This may be one of the greatest books I’ve ever read. It begs me to speak in hyperbole about it, because I didn’t really know I could be so rocked by a book. The book calls itself “A Fabulist Memoir” and more or less that’s what it is. The memoir of a west-coast punk rock dyke in the early 90s trying to make sense of what she went through without trivializing it, stereotyping herself, and without diminishing the intensity, weirdness, rebellion, and angst. Sounds impossible. The narrative thread is her relationship with her first girlfriend, who is manipulative and generally not OK, physically or emotionally. We know the girlfriend has AIDS and eventually kills herself. And like most great memoirs it’s not about what happens but how it happens. We know the end already, but how, how is it written and how do we get there. The book functions by accretion of one- or two-page pieces in a variety of modes, mimetic of the erraticness, the shifting and the slipperiness of truth and memory. One is the fable, another is the journal entry (addressed in this case to an imaginary being), the third is the more-or-less-actual narrative, a fourth is a re-telling of the Epic of Gilgamesh, and the fifth is a grouping of fake-cult material. There are also collaged-in illustrations, pages taken from notebooks the author kept at during the time she is writing about, etc.

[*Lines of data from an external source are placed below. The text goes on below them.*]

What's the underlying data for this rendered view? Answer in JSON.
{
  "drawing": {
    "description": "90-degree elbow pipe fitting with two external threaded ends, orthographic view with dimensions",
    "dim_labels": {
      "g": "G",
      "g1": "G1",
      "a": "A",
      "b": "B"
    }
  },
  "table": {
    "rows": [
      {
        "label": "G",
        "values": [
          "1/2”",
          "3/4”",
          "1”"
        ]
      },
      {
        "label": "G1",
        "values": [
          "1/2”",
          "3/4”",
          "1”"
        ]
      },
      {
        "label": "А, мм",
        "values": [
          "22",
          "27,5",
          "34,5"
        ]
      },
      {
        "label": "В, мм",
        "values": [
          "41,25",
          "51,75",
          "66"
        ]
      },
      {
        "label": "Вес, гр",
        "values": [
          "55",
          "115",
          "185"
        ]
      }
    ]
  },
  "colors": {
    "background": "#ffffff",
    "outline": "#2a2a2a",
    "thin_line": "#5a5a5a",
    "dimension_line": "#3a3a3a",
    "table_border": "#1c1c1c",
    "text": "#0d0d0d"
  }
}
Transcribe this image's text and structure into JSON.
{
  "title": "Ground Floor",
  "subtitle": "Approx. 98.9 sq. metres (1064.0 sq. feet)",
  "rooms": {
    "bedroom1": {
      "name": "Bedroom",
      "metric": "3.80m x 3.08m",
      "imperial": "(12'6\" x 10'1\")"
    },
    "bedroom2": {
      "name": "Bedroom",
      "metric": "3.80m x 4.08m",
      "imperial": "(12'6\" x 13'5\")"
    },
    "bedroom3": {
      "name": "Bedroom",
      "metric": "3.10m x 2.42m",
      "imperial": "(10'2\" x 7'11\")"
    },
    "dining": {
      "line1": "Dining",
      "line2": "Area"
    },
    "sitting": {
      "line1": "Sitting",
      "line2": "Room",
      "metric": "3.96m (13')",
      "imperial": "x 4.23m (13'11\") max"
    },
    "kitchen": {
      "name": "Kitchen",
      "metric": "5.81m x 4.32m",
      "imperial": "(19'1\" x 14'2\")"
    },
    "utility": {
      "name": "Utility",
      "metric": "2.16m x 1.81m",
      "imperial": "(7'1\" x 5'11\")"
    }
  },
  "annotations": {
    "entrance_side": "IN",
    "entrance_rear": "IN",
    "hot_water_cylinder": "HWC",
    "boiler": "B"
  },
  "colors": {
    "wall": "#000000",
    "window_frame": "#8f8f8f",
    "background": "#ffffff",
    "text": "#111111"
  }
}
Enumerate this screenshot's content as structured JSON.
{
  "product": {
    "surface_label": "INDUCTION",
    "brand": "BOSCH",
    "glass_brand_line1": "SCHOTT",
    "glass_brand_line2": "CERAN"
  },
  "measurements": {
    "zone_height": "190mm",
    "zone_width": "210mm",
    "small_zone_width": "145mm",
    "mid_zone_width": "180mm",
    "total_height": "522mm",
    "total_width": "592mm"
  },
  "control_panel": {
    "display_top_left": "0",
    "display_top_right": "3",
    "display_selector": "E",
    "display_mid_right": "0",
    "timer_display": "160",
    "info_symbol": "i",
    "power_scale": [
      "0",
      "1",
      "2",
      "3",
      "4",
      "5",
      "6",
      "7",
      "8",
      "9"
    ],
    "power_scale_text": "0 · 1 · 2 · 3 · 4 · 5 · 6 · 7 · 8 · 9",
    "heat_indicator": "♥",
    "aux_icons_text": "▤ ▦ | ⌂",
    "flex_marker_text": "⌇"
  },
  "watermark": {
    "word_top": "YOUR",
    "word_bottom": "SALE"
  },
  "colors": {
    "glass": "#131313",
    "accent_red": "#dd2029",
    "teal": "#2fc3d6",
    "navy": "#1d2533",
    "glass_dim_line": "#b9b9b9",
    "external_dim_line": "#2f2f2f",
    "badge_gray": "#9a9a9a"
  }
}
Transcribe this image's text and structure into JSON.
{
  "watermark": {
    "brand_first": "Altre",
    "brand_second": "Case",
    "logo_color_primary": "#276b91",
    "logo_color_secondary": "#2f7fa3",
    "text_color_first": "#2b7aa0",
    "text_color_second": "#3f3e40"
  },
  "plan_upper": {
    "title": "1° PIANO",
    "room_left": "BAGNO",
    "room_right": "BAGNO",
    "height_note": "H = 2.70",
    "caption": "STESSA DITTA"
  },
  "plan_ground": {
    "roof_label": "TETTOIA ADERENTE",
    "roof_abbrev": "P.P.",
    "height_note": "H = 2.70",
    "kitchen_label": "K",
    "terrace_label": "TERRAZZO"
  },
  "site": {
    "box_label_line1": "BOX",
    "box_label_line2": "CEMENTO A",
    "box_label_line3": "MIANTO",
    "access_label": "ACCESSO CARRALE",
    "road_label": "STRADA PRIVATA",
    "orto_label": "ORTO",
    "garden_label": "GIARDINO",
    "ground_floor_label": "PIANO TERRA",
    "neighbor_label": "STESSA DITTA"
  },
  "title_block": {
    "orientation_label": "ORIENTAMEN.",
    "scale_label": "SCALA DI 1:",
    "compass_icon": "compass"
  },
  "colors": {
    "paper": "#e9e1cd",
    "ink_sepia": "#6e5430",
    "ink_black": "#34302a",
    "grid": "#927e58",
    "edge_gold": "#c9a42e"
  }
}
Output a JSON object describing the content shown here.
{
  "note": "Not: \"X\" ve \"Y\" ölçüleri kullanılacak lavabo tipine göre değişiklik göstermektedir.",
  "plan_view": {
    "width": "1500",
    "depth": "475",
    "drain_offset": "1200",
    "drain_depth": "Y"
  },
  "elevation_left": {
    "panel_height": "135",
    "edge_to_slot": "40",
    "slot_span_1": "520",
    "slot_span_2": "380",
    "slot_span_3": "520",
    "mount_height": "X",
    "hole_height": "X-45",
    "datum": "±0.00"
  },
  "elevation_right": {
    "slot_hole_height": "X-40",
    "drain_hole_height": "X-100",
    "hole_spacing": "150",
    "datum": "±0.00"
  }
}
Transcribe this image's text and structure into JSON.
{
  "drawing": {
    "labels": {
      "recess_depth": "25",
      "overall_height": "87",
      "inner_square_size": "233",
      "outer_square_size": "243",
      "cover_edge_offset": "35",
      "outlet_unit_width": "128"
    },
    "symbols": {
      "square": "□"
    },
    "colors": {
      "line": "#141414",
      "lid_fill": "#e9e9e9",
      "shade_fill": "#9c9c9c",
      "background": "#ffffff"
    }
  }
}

Ok, so the structure, blah blah blah, is freaking genius. It’s absolutely perfect. I’m totally amazed. Also. What seemed most impressive to me was how unrestrained the emotion was. Is. She’s not afraid of being perceived as sentimental, as angsty as cliché, and it’s not, nothing she does is any of that, but handled differently it could have been, maybe, and she doesn’t let that stop her. There’s no search for reformation or truth, though there is a moment of understanding, and it’s one that is utterly revelatory. It’s hardness is not assumed, though, it’s not posturing, it’s necessary, it’s representative of the hardness of her memory, it’s the hardness of acceptance not denial or rebellion.
I want to be able to write like this about my own punk rock living on the streets days. It was the end of the 90s for me, on the other side of the country, ten years later, AIDS wasn’t as big a threat as it used to be, and I’m not a dyke, but despite those differences I found so much of my own experiences in this book. Of course, that’s part of why I love it I’m sure, I recognize the familiar. East coast, late 90s, punk rock living on the streets but trying, desperately trying to figure something out. Not stuck, moving. Moving through something. And what I know is this book gives me hope that someday, if I keep trying, I’ll find a way to write it out too.
But enough about me and more about the book. Read it. It’s probably the greatest thing I’ve read all year. If I ever get the chance to teach Gilgamesh again, I’m teaching parts of this book alongside it. There’s just so much to say about this book, I can’t do it all. The feminist re-telling of Gilgamesh, the story of Ishtar/Inanna. (Once, at work, a co-worker said to me “You’re a goddess.” I had done some small thing for her. I said, without even thinking, “I will be Ishtar.”) What makes it feminist is that it deals with more than actions, and silence, it imagines emotion, suffering, companionship, hints at an intimacy that goes beyond the buddy-film model. And the descent of Inanna into the underworld is magnificent. The fable world of the forest, from which the familiar appears, is so hopeful it hurts. It is the world we all wish we could find. But made strange with longing and reality and memory, it becomes a scary unintelligible place. Synopology, the fake cult, is a brilliant stand-in for Scientology (which is just how I read it, but definitely not the only reading). The typewritten pages of epistolary diary-entry/instruction is absolutely the perfect mode for the kind of reflection that doesn’t lead to remorse or revelation, which is the only kind of reflection that matters. The kind of reflection that leads to acceptance, with or without understanding.
Nope, I have nothing more to say than read this book. Read it again.
OH my goodness, this is SUCH a generous review – I’m all choked up. Thank you so much! You have no idea how much it means to me that you wrote this.
Wow, I’m honored you even read my rambly thoughts on it. Thank YOU! This really is an astonishing work – I’m so happy it exists in the world.